NAIROBI: Pope Francis held his first open-air mass in Africa on Thursday with huge crowds hailing heavy rains as “God’s blessing” as they sung and danced in the Kenyan capital.
Thousands of people queued through the night braving torrential downpours to take part in the historic mass, the first celebrated by Francis on African soil.
The 78-year-old pontiff received a tumultuous welcome as he arrived in an open-topped Popemobile, smiling and waving as worshippers cheered, ululated and raised their hands in the air.
At least 200,000 people crammed into the park at the University of Nairobi, Kenyan media said, in the pope’s first major public appearance on a six-day trip which will also take him to Uganda and Central African Republic (CAR).
“It is beautiful,” beamed a nun called Sister Rachel. “We all sat through the rain and were not worried.”
“This is a very important moment in my life because I’ve never had the chance of attending a papal mass,” said another pilgrim called Paul Ndivangu who arrived three hours before dawn after travelling 200 kilometres (120 miles) from the northern town of Nyeri.
But the numbers fell far short of the million people Catholic officials had expected to attend the service, with the weather likely keeping many away.
In some places, so many people tried to enter the grounds that security forces were overwhelmed and could be seen using sticks to beat people back as they surged through the gates, an AFP correspondent said.
As the rain fell, a sea of brightly-coloured umbrellas popped up, stretching as far as the eye could see, some in the white and gold of the Vatican flag.
Throughout the mass, punctuated by bouts of joyful singing and dancing, there were prayers in Swahili, the national language, as well as in other local dialects such as Maasai, Borana and Turkana.
Over his traditional white robes, the pope wore a garment embroidered with Maasai-style beading specially made for him by a group of tailors living in Kangemi slum which he will visit on Friday.
And when he ended his address with a few words in Swahili — “God bless you, God bless Kenya” — it drew thunderous applause.
“He encouraged us as families, as a nation and as different tribes and religions to work together and build our foundation on the rock which is God,” said Peter Gachui, a local businessman who described the pope’s address as “marvellous.”
“I will remember that all my life.”
Speaking just days before the start of a key UN climate conference in the French capital, the pope delivered a powerful message, warning about the “grave environmental crisis” facing the planet.

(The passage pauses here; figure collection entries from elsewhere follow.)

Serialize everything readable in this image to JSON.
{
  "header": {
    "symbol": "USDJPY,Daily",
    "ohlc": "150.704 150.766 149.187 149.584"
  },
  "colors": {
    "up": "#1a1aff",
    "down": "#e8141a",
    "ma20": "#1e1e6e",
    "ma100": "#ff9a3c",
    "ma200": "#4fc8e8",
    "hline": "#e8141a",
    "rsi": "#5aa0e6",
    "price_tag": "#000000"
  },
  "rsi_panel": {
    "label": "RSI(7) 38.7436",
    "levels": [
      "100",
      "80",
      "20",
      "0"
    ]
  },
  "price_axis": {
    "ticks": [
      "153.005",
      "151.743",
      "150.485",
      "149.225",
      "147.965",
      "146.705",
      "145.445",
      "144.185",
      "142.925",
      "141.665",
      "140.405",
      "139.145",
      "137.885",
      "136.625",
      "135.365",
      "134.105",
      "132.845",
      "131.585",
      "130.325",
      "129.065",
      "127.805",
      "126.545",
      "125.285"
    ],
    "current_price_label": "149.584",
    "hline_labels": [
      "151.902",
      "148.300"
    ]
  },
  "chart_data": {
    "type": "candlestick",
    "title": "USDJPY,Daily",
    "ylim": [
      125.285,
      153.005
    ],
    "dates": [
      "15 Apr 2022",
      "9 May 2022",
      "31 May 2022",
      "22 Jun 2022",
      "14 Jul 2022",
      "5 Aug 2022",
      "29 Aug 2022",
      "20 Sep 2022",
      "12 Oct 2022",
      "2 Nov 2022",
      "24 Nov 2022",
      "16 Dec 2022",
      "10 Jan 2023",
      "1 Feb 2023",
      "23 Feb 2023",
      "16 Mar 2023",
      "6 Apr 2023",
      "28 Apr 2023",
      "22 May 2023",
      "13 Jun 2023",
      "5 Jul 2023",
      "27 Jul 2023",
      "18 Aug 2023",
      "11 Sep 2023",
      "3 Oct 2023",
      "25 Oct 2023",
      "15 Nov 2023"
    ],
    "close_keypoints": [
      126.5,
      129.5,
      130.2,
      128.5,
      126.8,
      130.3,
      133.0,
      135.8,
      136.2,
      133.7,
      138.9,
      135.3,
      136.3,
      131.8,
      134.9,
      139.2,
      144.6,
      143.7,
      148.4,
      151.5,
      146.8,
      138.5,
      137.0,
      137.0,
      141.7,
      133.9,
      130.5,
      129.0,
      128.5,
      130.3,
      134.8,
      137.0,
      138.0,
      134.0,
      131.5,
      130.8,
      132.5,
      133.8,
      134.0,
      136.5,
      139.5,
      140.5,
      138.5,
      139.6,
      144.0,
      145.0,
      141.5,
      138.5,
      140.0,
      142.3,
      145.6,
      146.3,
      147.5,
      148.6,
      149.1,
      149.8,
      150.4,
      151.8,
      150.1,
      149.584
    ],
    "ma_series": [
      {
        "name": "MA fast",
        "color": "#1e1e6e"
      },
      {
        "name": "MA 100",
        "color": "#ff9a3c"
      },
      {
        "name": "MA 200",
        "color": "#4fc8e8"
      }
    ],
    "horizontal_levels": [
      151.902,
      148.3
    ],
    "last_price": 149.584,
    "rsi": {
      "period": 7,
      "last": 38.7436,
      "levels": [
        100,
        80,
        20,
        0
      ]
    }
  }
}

“In a few days an important meeting on climate change will be held in Paris… It would be sad, and I dare say even catastrophic, were particular interests to prevail over the common good and lead to manipulating information in order to protect their own plans and projects,” he said ahead of the summit beginning on November 30.
“We are confronted with a choice which cannot be ignored: either to improve or to destroy the environment,” he said in an address at the headquarters of the United Nations Environment Programme (UNEP).
The pontiff also called for global action against the illegal trafficking of blood diamonds, ivory and other natural resources, warning it fuelled political instability and “terrorism”.
Earlier, as he met with leaders of different faiths, Francis also spoke out against the radicalisation of young people and “barbarous attacks” carried out in the name of religion.
“All too often, young people are being radicalised in the name of religion to sow discord and fear, and to tear at the very fabric of our societies,” the pope said nearly two weeks after young jihadists, many of them French, killed 130 people in a gun and suicide attacks in Paris.
Kenya has suffered numerous attacks since sending its army into neighbouring Somalia in 2011 after a string of kidnappings it blamed on Al-Qaeda’s East Africa branch, the Shebab.
The leader of the world’s 1.2 billion Catholics has also urged Kenya’s leaders to work with “integrity and transparency” and to battle inequality in comments alluding to the corruption and inequality that blights the country.